Ich sitze zusammen mit Fabio in einem Straßenrestaurant zum Mittagessen. Fabio hat mir dabei geholfen, eine Werkstatt für meinen Wagen zu finden und die notwendigen Reparaturen mit der Werkstatt abzusprechen.

Der Wirt bringt das Essen. Für mich gibt es vegetarische Beilagen: Reis, Bohnen, Möhren, Maniok. Das Gericht schmeckt intensiv nach brasilianischem Rind. Die Rinder sehen hier nicht nur durchweg anders aus als in Europa, sie riechen und schmecken auch anders. Selbst Milchprodukte haben diesen intensiven, leicht säuerlichen Geschmack, den ich nur schwer beschreiben kann. Bisher konnte ich mich damit nicht richtig anfreunden. Die Vorstellung, ein komplettes Glas Milch zu trinken, hat meinen Appetit bisher noch nicht zu Freudensprüngen verleitet.

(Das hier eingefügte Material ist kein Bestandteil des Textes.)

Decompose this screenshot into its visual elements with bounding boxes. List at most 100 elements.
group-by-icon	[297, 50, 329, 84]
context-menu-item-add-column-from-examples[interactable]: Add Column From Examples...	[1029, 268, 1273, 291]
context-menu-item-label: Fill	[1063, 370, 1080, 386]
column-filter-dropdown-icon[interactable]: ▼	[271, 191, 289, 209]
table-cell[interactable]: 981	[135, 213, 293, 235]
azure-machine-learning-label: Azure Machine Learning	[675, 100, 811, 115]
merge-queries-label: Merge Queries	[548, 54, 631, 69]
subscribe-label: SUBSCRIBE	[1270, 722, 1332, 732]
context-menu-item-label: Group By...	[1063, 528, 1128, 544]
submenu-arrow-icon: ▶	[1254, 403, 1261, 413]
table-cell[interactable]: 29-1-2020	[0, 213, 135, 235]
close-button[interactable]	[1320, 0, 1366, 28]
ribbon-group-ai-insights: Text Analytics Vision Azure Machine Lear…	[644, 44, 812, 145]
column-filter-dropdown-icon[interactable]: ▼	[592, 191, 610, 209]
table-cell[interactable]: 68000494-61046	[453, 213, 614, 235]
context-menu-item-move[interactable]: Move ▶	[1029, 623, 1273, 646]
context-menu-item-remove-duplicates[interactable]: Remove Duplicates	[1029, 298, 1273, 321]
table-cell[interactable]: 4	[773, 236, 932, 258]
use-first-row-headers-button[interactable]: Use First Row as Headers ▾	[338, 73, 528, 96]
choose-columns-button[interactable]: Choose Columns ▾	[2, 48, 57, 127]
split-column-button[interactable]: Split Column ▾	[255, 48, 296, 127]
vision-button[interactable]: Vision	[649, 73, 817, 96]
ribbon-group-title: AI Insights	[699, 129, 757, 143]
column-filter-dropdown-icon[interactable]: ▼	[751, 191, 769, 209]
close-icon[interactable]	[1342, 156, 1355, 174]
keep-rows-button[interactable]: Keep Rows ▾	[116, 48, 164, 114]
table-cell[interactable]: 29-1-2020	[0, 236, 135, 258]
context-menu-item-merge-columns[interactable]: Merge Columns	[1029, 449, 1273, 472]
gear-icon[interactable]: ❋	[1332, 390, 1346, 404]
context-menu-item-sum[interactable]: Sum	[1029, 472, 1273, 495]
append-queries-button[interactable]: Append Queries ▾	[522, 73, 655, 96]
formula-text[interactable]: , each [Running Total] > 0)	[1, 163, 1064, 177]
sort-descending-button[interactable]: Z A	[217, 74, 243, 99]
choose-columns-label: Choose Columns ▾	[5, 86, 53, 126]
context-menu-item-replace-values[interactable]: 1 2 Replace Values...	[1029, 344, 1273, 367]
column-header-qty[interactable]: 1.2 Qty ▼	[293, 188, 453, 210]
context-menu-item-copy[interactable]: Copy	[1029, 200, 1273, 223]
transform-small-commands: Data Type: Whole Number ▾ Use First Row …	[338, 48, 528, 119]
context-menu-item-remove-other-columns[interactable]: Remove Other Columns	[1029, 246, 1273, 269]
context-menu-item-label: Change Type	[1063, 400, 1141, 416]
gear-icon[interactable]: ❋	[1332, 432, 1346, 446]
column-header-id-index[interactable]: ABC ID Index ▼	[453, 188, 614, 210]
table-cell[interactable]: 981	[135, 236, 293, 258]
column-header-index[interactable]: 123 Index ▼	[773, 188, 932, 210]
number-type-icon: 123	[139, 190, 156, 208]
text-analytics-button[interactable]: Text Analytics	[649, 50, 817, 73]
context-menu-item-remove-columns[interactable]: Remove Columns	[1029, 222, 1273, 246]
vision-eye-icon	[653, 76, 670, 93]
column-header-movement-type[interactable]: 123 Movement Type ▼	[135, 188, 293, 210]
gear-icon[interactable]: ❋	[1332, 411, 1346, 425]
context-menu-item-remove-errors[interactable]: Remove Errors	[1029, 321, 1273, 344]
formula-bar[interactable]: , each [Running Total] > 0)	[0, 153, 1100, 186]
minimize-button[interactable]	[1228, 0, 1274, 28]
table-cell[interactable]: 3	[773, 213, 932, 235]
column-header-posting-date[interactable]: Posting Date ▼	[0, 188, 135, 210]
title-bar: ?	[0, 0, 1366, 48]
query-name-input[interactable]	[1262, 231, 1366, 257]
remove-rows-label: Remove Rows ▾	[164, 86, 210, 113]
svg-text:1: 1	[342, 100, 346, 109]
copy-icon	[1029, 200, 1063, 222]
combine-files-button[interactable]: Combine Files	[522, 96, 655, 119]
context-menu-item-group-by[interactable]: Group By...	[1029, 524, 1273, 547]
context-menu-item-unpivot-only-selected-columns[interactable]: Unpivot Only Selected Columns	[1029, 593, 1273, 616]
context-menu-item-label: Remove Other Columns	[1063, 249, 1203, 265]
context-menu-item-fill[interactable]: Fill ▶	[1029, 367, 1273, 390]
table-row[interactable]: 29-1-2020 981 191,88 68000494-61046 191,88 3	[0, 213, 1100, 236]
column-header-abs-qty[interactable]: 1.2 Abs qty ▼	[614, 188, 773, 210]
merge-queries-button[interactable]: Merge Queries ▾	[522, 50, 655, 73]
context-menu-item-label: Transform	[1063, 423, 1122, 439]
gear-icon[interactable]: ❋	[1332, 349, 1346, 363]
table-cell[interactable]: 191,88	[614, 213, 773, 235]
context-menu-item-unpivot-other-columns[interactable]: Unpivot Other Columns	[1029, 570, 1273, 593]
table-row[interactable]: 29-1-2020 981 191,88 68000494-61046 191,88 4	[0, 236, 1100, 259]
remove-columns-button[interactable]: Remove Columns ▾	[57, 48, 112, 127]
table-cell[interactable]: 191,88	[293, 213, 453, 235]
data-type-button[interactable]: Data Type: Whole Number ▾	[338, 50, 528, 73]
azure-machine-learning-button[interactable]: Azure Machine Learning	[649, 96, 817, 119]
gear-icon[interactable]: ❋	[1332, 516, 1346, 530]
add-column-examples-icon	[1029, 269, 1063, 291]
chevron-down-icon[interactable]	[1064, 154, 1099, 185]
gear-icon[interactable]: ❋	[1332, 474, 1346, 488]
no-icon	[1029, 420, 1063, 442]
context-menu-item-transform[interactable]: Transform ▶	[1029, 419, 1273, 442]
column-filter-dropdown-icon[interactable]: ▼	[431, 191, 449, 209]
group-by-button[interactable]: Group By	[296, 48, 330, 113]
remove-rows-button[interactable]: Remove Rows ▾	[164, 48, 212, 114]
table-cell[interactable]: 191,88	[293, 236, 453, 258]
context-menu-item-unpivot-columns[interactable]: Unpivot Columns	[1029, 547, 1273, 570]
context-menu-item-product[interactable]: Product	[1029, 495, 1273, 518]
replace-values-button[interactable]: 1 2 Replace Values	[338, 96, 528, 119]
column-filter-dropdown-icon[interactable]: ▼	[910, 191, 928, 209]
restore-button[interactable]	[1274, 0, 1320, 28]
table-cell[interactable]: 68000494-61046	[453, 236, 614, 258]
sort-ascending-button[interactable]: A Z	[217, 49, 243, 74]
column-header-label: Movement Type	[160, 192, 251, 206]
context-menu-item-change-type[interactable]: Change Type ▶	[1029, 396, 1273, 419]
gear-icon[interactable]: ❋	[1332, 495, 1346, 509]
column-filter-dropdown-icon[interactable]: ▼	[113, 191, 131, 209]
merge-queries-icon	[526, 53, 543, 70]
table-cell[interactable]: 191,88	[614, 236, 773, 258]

Über den eigenwilligen Geschmack Brasiliens sinnierend esse ich weiter. Der Wirt bringt eine kleine Plastikflasche mit einer dicken, gelben Flüssigkeit. Fabio kippt davon reichlich über sein Essen. Da der Reis etwas trocken ist, mache ich es ihm nach. Dazu gibt es ein sehr süßes, kohlensäurehaltiges Getränk.

Der Wirt kommt an unseren Tisch und startet einen Smalltalk mit Fabio. Plötzlich beginnt mein Mageneingang schmerzhaft zu brennen. Irgendetwas erzeugt in meinem Magen einen immensen Druck. Ich versuche mit einem Schluck von der Limonade zu kontern, was jedoch den gegenteiligen Effekt erzeugt. Noch gerade rechtzeitig kann ich den Tisch verlassen. Hinter einem LKW spucke ich glibbrige, durchsichtig-schaumige Magenflüssigkeit aus. Abwechselnd kommen der Wirt und Fabio zu mir, um nach den Rechten zu fragen. Doch ich wiegele ab, brauche nur Zeit, damit der Schmerz vergeht.

Der LKW fährt weg, und damit verliere ich meine Deckung vor den anderen Gästen im Restaurant. Ich verziehe mich auf die Toilette und spucke noch 15 Minuten weiter. Das Essen selbst bleibt im Magen, nur die Magenflüssigkeit will raus. Dann endlich beruhigt sich mein Verdauungsapparat. Ich gehe zurück und entschuldige mich beim Wirt. Schnell hat man die Buttersauce, die gelbe Flüssigkeit in der Flasche, als Ursache identifiziert. Wir zahlen und gehen. Wenigstens muss ich nicht für mein Essen bezahlen.

Ich glaube, ich entwickle eine Laktoseintoleranz. Damit bin ich nicht allein, sondern gehöre zu den 43 % der europäisch-stämmigen Einwohnern dieses Landes, die das gleiche Schicksal teilen.

Brazil, where hearts were entertaining june

Sylvia und ich gehen durch die Savanne spazieren. Die Sonne brennt heiß und trocken. Faz muito calor. Da fällt mir das Lied ein, dessen Text ich Ende 2014 auswendig gelernt habe und das ich immer wieder morgens laut in meinen Helm schmetterte, während ich bei Minusgraden mit dem Motorrad zur Arbeit fuhr.

Ich fange an zu singen:
Brazil, where hearts were entertaining june
We stood beneath an amber moon
And softly murmured „someday soon“…

Sylvia breitet die Arme in Richtung des vertrocknenden Grases aus und fragt mich, ob ich mir Brasilien so vorgestellt habe.

Nein, sage ich. Ich habe mir gar nichts vorgestellt. Das ist meine Lehre aus unserer Reise nach Kirgistan: Es wird sowieso alles ganz anders, als man sich es vorstellt. Wenn man sich nichts vorstellt, kann man auch nicht enttäuscht werden, sondern nur überrascht werden.